In August 2020, the Office for Students lost on appeal in a judicial review of its decision to refuse registration to the Bloomsbury Institute. This has significant consequences for the sector, indicating that the Office for Students should be working in a more open and transparent way when making policy decisions. The court found that the issues affecting the Bloomsbury Institute (in particular, relating to the baselines for quality indicators) were policy rather than merely operational matters. The Office for Students should therefore have carried out publication and consultation of the baseline minimum performance thresholds being used.

Background

The Bloomsbury Institute (formerly known as the London School of Business and Management) was refused registration in May 2019 on the basis of quality. The Office for Students considered that the Bloomsbury Institute had not performed well enough in relation to two criteria relevant to condition B3, which makes registration conditional on a higher education provider “securing successful outcomes for all its students”.

The Bloomsbury Institute was granted permission for a judicial review of the Office for Students’ decision, but its case was initially dismissed on all grounds. In August, however, the Bloomsbury Institute successfully appealed. The Office for Students’ decision to refuse registration was quashed on a number of grounds. We examine these grounds below.

Delegation: policy or operational?

The Bloomsbury Institute’s application was assessed against internal Office for Students guidance, prepared by the OfS’s Director of Competition and Registration. This guidance specified how OfS assessors were to evaluate the B3 performance thresholds, including student continuation and progression rates.  It also made allowance for certain demographic factors (for example, students having left school without taking A-levels) and for part-time courses.  It did not make any such allowance for courses that included a foundation year. At the Bloomsbury Institute, 88% of students were enrolled on a four-year course which included a foundation year, enabling a non-traditional route to higher education.

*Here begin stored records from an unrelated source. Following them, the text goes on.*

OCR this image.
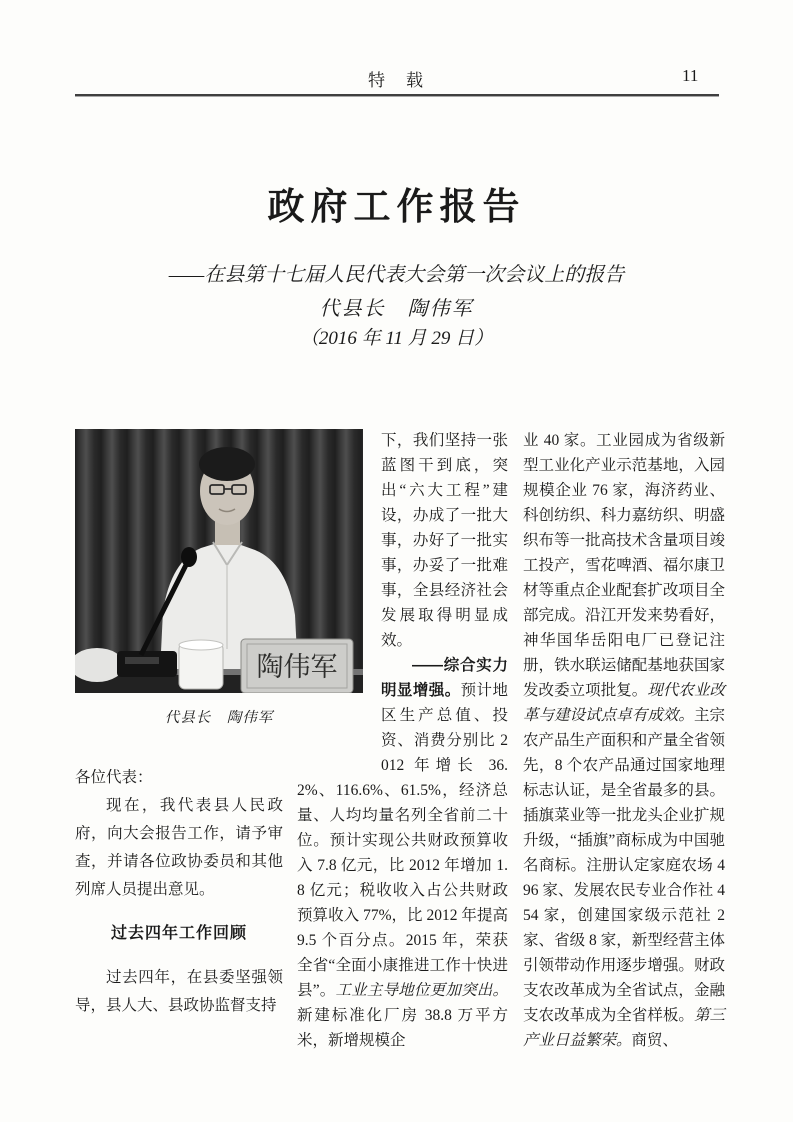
特　载	11
政府工作报告

——在县第十七届人民代表大会第一次会议上的报告

代县长　陶伟军

（2016 年 11 月 29 日）

陶伟军
代县长　陶伟军

各位代表：

现在，我代表县人民政府，向大会报告工作，请予审查，并请各位政协委员和其他列席人员提出意见。

过去四年工作回顾

过去四年，在县委坚强领导，县人大、县政协监督支持

下，我们坚持一张蓝图干到底，突出“六大工程”建设，办成了一批大事，办好了一批实事，办妥了一批难事，全县经济社会发展取得明显成效。

——综合实力明显增强。预计地区生产总值、投资、消费分别比 2012 年增长 36.2%、116.6%、61.5%，经济总量、人均均量名列全省前二十位。预计实现公共财政预算收入 7.8 亿元，比 2012 年增加 1.8 亿元；税收收入占公共财政预算收入 77%，比 2012 年提高 9.5 个百分点。2015 年，荣获全省“全面小康推进工作十快进县”。工业主导地位更加突出。新建标准化厂房 38.8 万平方米，新增规模企

业 40 家。工业园成为省级新型工业化产业示范基地，入园规模企业 76 家，海济药业、科创纺织、科力嘉纺织、明盛织布等一批高技术含量项目竣工投产，雪花啤酒、福尔康卫材等重点企业配套扩改项目全部完成。沿江开发来势看好，神华国华岳阳电厂已登记注册，铁水联运储配基地获国家发改委立项批复。现代农业改革与建设试点卓有成效。主宗农产品生产面积和产量全省领先，8 个农产品通过国家地理标志认证，是全省最多的县。插旗菜业等一批龙头企业扩规升级，“插旗”商标成为中国驰名商标。注册认定家庭农场 496 家、发展农民专业合作社 454 家，创建国家级示范社 2 家、省级 8 家，新型经营主体引领带动作用逐步增强。财政支农改革成为全省试点，金融支农改革成为全省样板。第三产业日益繁荣。商贸、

The decisions on how the B3 performance thresholds should be adjusted were held by the Court of Appeal to be policy decisions, not merely operational matters. The judge remarked that these baseline decisions “could not by any stretch of the imagination be described as merely operational”.  This meant that they should not have been left to the Director for internal decision-making: she had not been delegated the power to make such policy decisions.

More transparency needed: publication and consultation

Because the baseline decisions were policy decisions, the failure to consult on and publish them constituted unfairness in the treatment of the Bloomsbury Institute. The Office for Students was obliged by common law, provisions in the Higher Education and Research Act and the Regulators’ Code to publish the guidance that set out how they were making these policy decisions. The foundation year course policy decision should have been consulted on when it was at the formative stage.  Instead, insufficient information had been provided to allow the Bloomsbury Institute to participate in informed and meaningful consultation.

What next for the Office for Students?

As a result of the above findings, the court quashed the OfS decision to refuse to register Bloomsbury. The OfS has subsequently approved Bloomsbury Institute’s registration, subject to two specific ongoing conditions of registration under condition B3 relating to student continuation.

This was a significant decision in 2020 by the Court of Appeal, confirming that the Office for Students which was established under the Higher Education and Research Act 2017 as the statutory regulator for higher education in England, is required to conform to the principles of public law in its decision-making.